The real name of this dish is a Salvadoran quesadilla, but rather than confuse readers looking for a Salvadoran version of the familiar Mexican dish, I’m giving credit to the mother of José Carlos Ramirez, one of the folks Lynne Anderson interviews in Breaking Bread (click here for my review of the book). José left El Salvador in 2002, and now lives in East Boston with his wife, daughter, mother, sister, and several nephews. A dish like this is a very good way to satisfy a crowd like that.
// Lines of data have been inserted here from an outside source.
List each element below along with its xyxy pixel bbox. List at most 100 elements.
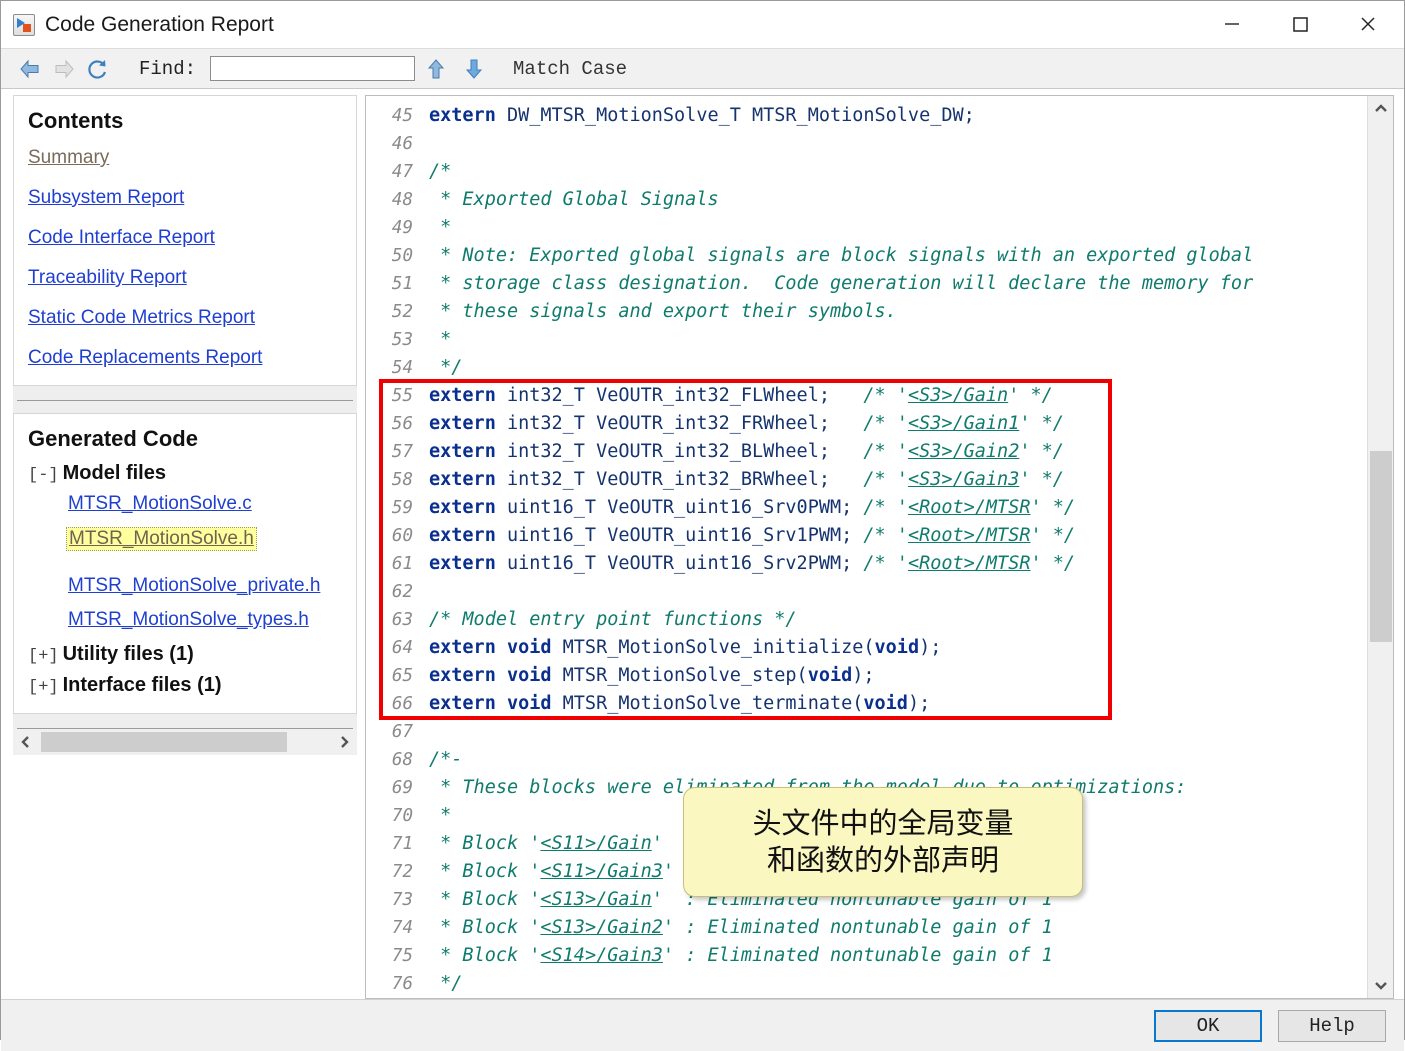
code-line: 60 extern uint16_T VeOUTR_uint16_Srv1PWM;… — [366, 522, 1367, 550]
line-content: extern void MTSR_MotionSolve_step(void); — [429, 662, 875, 690]
contents-heading: Contents — [28, 108, 124, 133]
tree-group-utility-files[interactable]: [+] Utility files (1) — [28, 643, 356, 666]
window-title: Code Generation Report — [45, 12, 274, 36]
toc-link-static-code-metrics-report[interactable]: Static Code Metrics Report — [28, 308, 342, 327]
toc-link-traceability-report[interactable]: Traceability Report — [28, 268, 342, 287]
code-block-link[interactable]: <S3>/Gain2 — [908, 441, 1019, 462]
line-number: 75 — [391, 946, 413, 966]
search-input[interactable] — [210, 56, 416, 81]
line-number: 67 — [391, 722, 413, 742]
line-content: extern void MTSR_MotionSolve_initialize(… — [429, 634, 941, 662]
generated-code-panel: Generated Code [-] Model files MTSR_Motio… — [13, 413, 357, 714]
code-block-link[interactable]: <S13>/Gain2 — [540, 917, 663, 938]
toc-link-summary[interactable]: Summary — [28, 148, 342, 167]
expand-toggle-interface-files[interactable]: [+] — [28, 678, 59, 697]
scroll-down-icon[interactable] — [1368, 972, 1394, 998]
code-token: MTSR_MotionSolve_initialize( — [562, 637, 875, 658]
line-number: 72 — [391, 862, 413, 882]
code-line: 56 extern int32_T VeOUTR_int32_FRWheel; /… — [366, 410, 1367, 438]
find-next-icon[interactable] — [457, 54, 491, 84]
back-arrow-icon[interactable] — [13, 54, 47, 84]
code-token: extern — [429, 385, 507, 406]
code-block-link[interactable]: <S3>/Gain — [908, 385, 1008, 406]
match-case-label[interactable]: Match Case — [513, 58, 627, 80]
toc-link-code-interface-report[interactable]: Code Interface Report — [28, 228, 342, 247]
line-content: */ — [429, 970, 462, 998]
collapse-toggle-model-files[interactable]: [-] — [28, 466, 59, 485]
scroll-up-icon[interactable] — [1368, 96, 1394, 122]
file-link-mtsr-motionsolve-types-h[interactable]: MTSR_MotionSolve_types.h — [68, 609, 356, 631]
code-token: ' : Eliminated nontunable gain of 1 — [662, 945, 1053, 966]
close-button[interactable] — [1334, 1, 1402, 47]
code-block-link[interactable]: <Root>/MTSR — [908, 497, 1031, 518]
code-block-link[interactable]: <S3>/Gain1 — [908, 413, 1019, 434]
code-token: void — [807, 665, 853, 686]
code-token: * — [429, 805, 452, 826]
line-content: * Block '<S13>/Gain2' : Eliminated nontu… — [429, 914, 1053, 942]
line-number: 46 — [391, 134, 413, 154]
annotation-callout: 头文件中的全局变量 和函数的外部声明 — [683, 787, 1083, 897]
tree-group-label: Interface files (1) — [62, 674, 222, 696]
line-number: 55 — [391, 386, 413, 406]
expand-toggle-utility-files[interactable]: [+] — [28, 647, 59, 666]
code-block-link[interactable]: <S13>/Gain — [540, 889, 651, 910]
code-block-link[interactable]: <S11>/Gain3 — [540, 861, 663, 882]
refresh-icon[interactable] — [81, 54, 115, 84]
line-number: 73 — [391, 890, 413, 910]
toc-link-subsystem-report[interactable]: Subsystem Report — [28, 188, 342, 207]
code-line: 51 * storage class designation. Code gen… — [366, 270, 1367, 298]
code-token: void — [874, 637, 920, 658]
contents-panel: Contents Summary Subsystem Report Code I… — [13, 95, 357, 386]
code-text-area[interactable]: 45 extern DW_MTSR_MotionSolve_T MTSR_Moti… — [366, 96, 1367, 998]
code-token: ' */ — [1019, 413, 1064, 434]
code-vertical-scrollbar[interactable] — [1367, 96, 1393, 998]
minimize-button[interactable] — [1198, 1, 1266, 47]
ok-button[interactable]: OK — [1154, 1009, 1262, 1042]
line-number: 69 — [391, 778, 413, 798]
line-number: 62 — [391, 582, 413, 602]
code-block-link[interactable]: <Root>/MTSR — [908, 553, 1031, 574]
code-line: 67 — [366, 718, 1367, 746]
sidebar-divider-1 — [17, 400, 353, 401]
code-token: * these signals and export their symbols… — [429, 301, 897, 322]
code-block-link[interactable]: <S3>/Gain3 — [908, 469, 1019, 490]
code-line: 57 extern int32_T VeOUTR_int32_BLWheel; /… — [366, 438, 1367, 466]
code-line: 61 extern uint16_T VeOUTR_uint16_Srv2PWM;… — [366, 550, 1367, 578]
line-content: extern uint16_T VeOUTR_uint16_Srv2PWM; /… — [429, 550, 1075, 578]
line-content: /* Model entry point functions */ — [429, 606, 797, 634]
code-scroll-thumb[interactable] — [1369, 451, 1392, 642]
tree-group-interface-files[interactable]: [+] Interface files (1) — [28, 674, 356, 697]
code-line: 47 /* — [366, 158, 1367, 186]
maximize-button[interactable] — [1266, 1, 1334, 47]
help-button[interactable]: Help — [1278, 1009, 1386, 1042]
file-link-mtsr-motionsolve-c[interactable]: MTSR_MotionSolve.c — [68, 493, 356, 515]
line-number: 59 — [391, 498, 413, 518]
code-token: * — [429, 217, 452, 238]
code-block-link[interactable]: <S11>/Gain — [540, 833, 651, 854]
file-link-mtsr-motionsolve-h[interactable]: MTSR_MotionSolve.h — [66, 527, 257, 551]
code-token: int32_T VeOUTR_int32_BRWheel; — [506, 469, 853, 490]
file-link-mtsr-motionsolve-private-h[interactable]: MTSR_MotionSolve_private.h — [68, 575, 356, 597]
code-token: void — [863, 693, 908, 714]
code-token: uint16_T VeOUTR_uint16_Srv2PWM; — [506, 553, 853, 574]
code-token: MTSR_MotionSolve_step( — [562, 665, 808, 686]
code-line: 68 /*- — [366, 746, 1367, 774]
code-token: * Block ' — [429, 917, 541, 938]
sidebar-divider-2 — [17, 728, 353, 729]
code-line: 49 * — [366, 214, 1367, 242]
line-number: 54 — [391, 358, 413, 378]
find-previous-icon[interactable] — [419, 54, 453, 84]
tree-group-model-files[interactable]: [-] Model files — [28, 462, 356, 485]
main-area: Contents Summary Subsystem Report Code I… — [1, 89, 1404, 999]
forward-arrow-icon[interactable] — [47, 54, 81, 84]
code-token: * Note: Exported global signals are bloc… — [429, 245, 1254, 266]
code-block-link[interactable]: <Root>/MTSR — [908, 525, 1031, 546]
sidebar-column: Contents Summary Subsystem Report Code I… — [1, 89, 357, 999]
toc-link-code-replacements-report[interactable]: Code Replacements Report — [28, 348, 342, 367]
sidebar-scroll-thumb[interactable] — [41, 732, 287, 752]
scroll-right-icon[interactable] — [331, 729, 357, 755]
sidebar-horizontal-scrollbar[interactable] — [13, 729, 357, 755]
scroll-left-icon[interactable] — [13, 729, 39, 755]
code-line: 62 — [366, 578, 1367, 606]
code-block-link[interactable]: <S14>/Gain3 — [540, 945, 663, 966]
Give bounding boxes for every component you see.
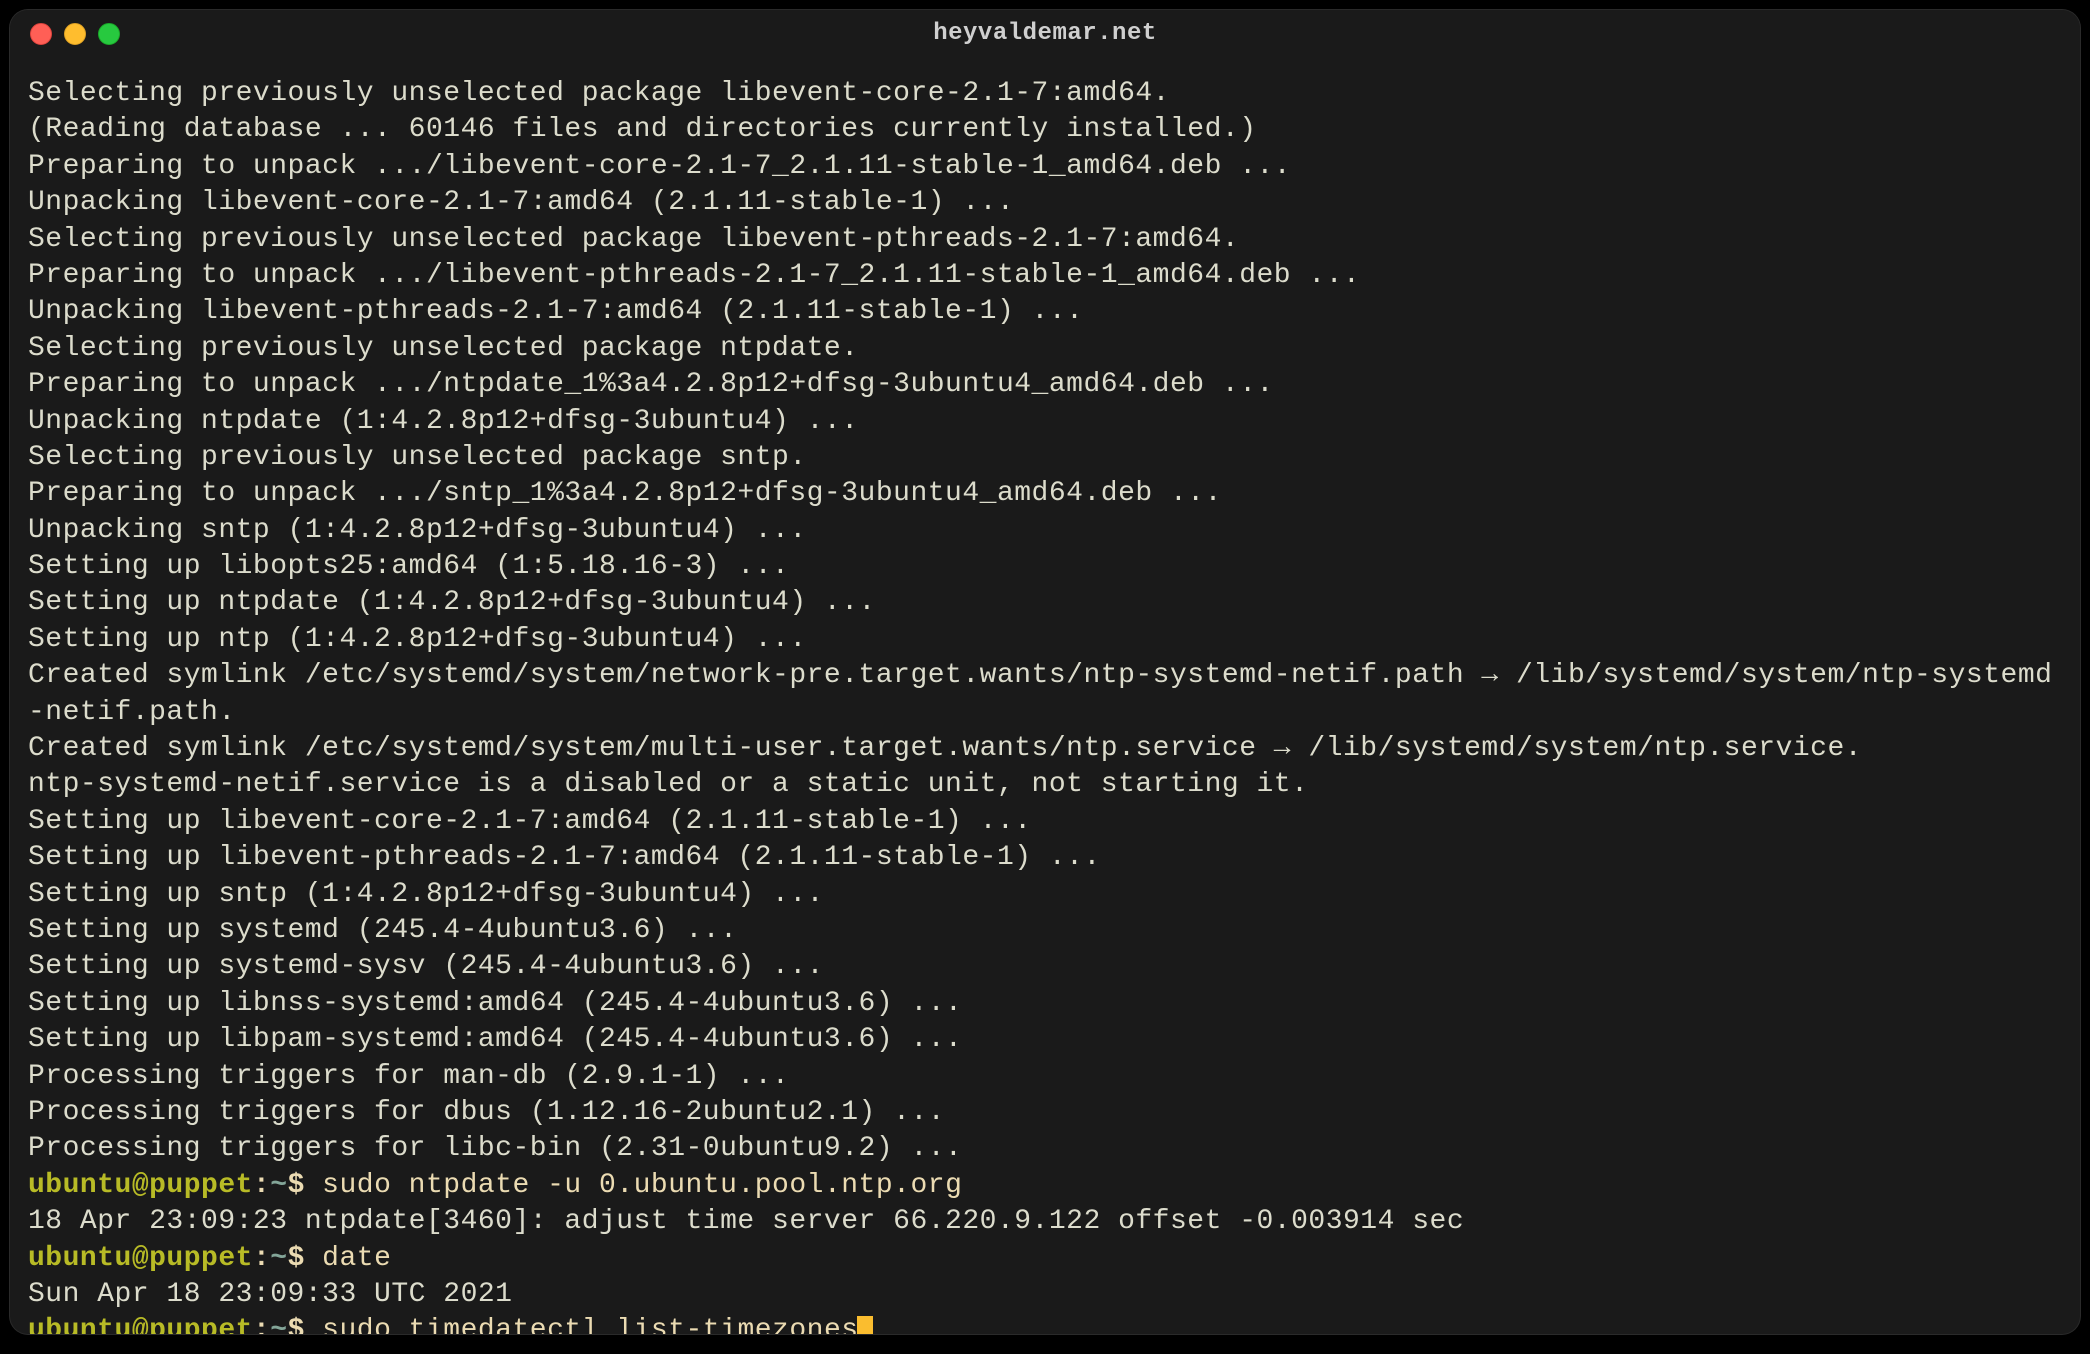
terminal-output-line: Setting up libpam-systemd:amd64 (245.4-4… — [28, 1022, 2062, 1058]
terminal-output-line: Unpacking sntp (1:4.2.8p12+dfsg-3ubuntu4… — [28, 513, 2062, 549]
terminal-body[interactable]: Selecting previously unselected package … — [10, 58, 2080, 1334]
terminal-output-line: Selecting previously unselected package … — [28, 331, 2062, 367]
terminal-output-line: Setting up ntp (1:4.2.8p12+dfsg-3ubuntu4… — [28, 622, 2062, 658]
terminal-output-line: 18 Apr 23:09:23 ntpdate[3460]: adjust ti… — [28, 1204, 2062, 1240]
prompt-user: ubuntu@puppet — [28, 1170, 253, 1201]
prompt-dollar: $ — [288, 1170, 323, 1201]
terminal-output-line: Setting up sntp (1:4.2.8p12+dfsg-3ubuntu… — [28, 877, 2062, 913]
terminal-prompt-line: ubuntu@puppet:~$ sudo timedatectl list-t… — [28, 1313, 2062, 1334]
prompt-path: ~ — [270, 1243, 287, 1274]
terminal-output-line: (Reading database ... 60146 files and di… — [28, 112, 2062, 148]
prompt-user: ubuntu@puppet — [28, 1315, 253, 1334]
terminal-output-line: Selecting previously unselected package … — [28, 222, 2062, 258]
terminal-output-line: Processing triggers for man-db (2.9.1-1)… — [28, 1059, 2062, 1095]
terminal-output-line: Selecting previously unselected package … — [28, 440, 2062, 476]
prompt-user: ubuntu@puppet — [28, 1243, 253, 1274]
terminal-output-line: Unpacking ntpdate (1:4.2.8p12+dfsg-3ubun… — [28, 404, 2062, 440]
terminal-output-line: Unpacking libevent-pthreads-2.1-7:amd64 … — [28, 294, 2062, 330]
traffic-lights — [30, 23, 120, 45]
terminal-output-line: Setting up libnss-systemd:amd64 (245.4-4… — [28, 986, 2062, 1022]
prompt-command: date — [322, 1243, 391, 1274]
cursor-icon — [857, 1316, 873, 1334]
prompt-dollar: $ — [288, 1243, 323, 1274]
terminal-output-line: Selecting previously unselected package … — [28, 76, 2062, 112]
terminal-output-line: Preparing to unpack .../libevent-pthread… — [28, 258, 2062, 294]
minimize-icon[interactable] — [64, 23, 86, 45]
terminal-output-line: Preparing to unpack .../ntpdate_1%3a4.2.… — [28, 367, 2062, 403]
terminal-output-line: Created symlink /etc/systemd/system/netw… — [28, 658, 2062, 731]
terminal-prompt-line: ubuntu@puppet:~$ date — [28, 1241, 2062, 1277]
terminal-output-line: Created symlink /etc/systemd/system/mult… — [28, 731, 2062, 767]
prompt-separator: : — [253, 1243, 270, 1274]
terminal-output-line: Unpacking libevent-core-2.1-7:amd64 (2.1… — [28, 185, 2062, 221]
prompt-command: sudo ntpdate -u 0.ubuntu.pool.ntp.org — [322, 1170, 962, 1201]
prompt-separator: : — [253, 1315, 270, 1334]
terminal-output-line: Setting up libevent-pthreads-2.1-7:amd64… — [28, 840, 2062, 876]
terminal-output-line: Processing triggers for dbus (1.12.16-2u… — [28, 1095, 2062, 1131]
terminal-output-line: Processing triggers for libc-bin (2.31-0… — [28, 1131, 2062, 1167]
terminal-output-line: Sun Apr 18 23:09:33 UTC 2021 — [28, 1277, 2062, 1313]
terminal-output-line: Setting up libevent-core-2.1-7:amd64 (2.… — [28, 804, 2062, 840]
maximize-icon[interactable] — [98, 23, 120, 45]
terminal-window: heyvaldemar.net Selecting previously uns… — [10, 10, 2080, 1334]
terminal-output-line: Preparing to unpack .../sntp_1%3a4.2.8p1… — [28, 476, 2062, 512]
titlebar: heyvaldemar.net — [10, 10, 2080, 58]
terminal-prompt-line: ubuntu@puppet:~$ sudo ntpdate -u 0.ubunt… — [28, 1168, 2062, 1204]
terminal-output-line: Setting up ntpdate (1:4.2.8p12+dfsg-3ubu… — [28, 585, 2062, 621]
prompt-path: ~ — [270, 1315, 287, 1334]
terminal-output-line: Setting up systemd (245.4-4ubuntu3.6) ..… — [28, 913, 2062, 949]
prompt-command: sudo timedatectl list-timezones — [322, 1315, 858, 1334]
terminal-output-line: ntp-systemd-netif.service is a disabled … — [28, 767, 2062, 803]
terminal-output-line: Preparing to unpack .../libevent-core-2.… — [28, 149, 2062, 185]
close-icon[interactable] — [30, 23, 52, 45]
window-title: heyvaldemar.net — [933, 18, 1157, 49]
terminal-output-line: Setting up libopts25:amd64 (1:5.18.16-3)… — [28, 549, 2062, 585]
terminal-output-line: Setting up systemd-sysv (245.4-4ubuntu3.… — [28, 949, 2062, 985]
prompt-separator: : — [253, 1170, 270, 1201]
prompt-path: ~ — [270, 1170, 287, 1201]
prompt-dollar: $ — [288, 1315, 323, 1334]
It’s slightly sweet, like a cornbread, so it’s nice for an afternoon snack with tea, and the boys have been eating slices at breakfast, too; but it’s not so sweet that you couldn’t eat it with some stew for dinner. You can also adjust the sugar and parmesan depending on what you plan to serve with the bread.
1 c heavy cream
1/2 c ricotta cheese
1/4 c cream cheese, softened
1 T freshly grated parmesan
3/4 c sugar
1 1/2 c harina de arroz (rice flour)
1/4 t salt
1/2 t baking soda
1 T sesame seeds (we didn’t have on hand, so skipped)
Preheat the oven to 350.
Mix the heavy cream, ricotta, egg, cream cheese and parmesan in a large bowl until smooth. Add the sugar and mix well. In a separate bowl, combine the flour, salt and baking soda. Add this to the cream mixture and mix just until the ingredients are incorporated. Spread into a lightly-greased 9-inch cake pan and sprinkle with the sesame seeds. Bake until the cake springs back when touched in the center, about 30 minutes. Let stand for 10 minutes before turning out of the pan.
Serve slightly warm or at room temperature.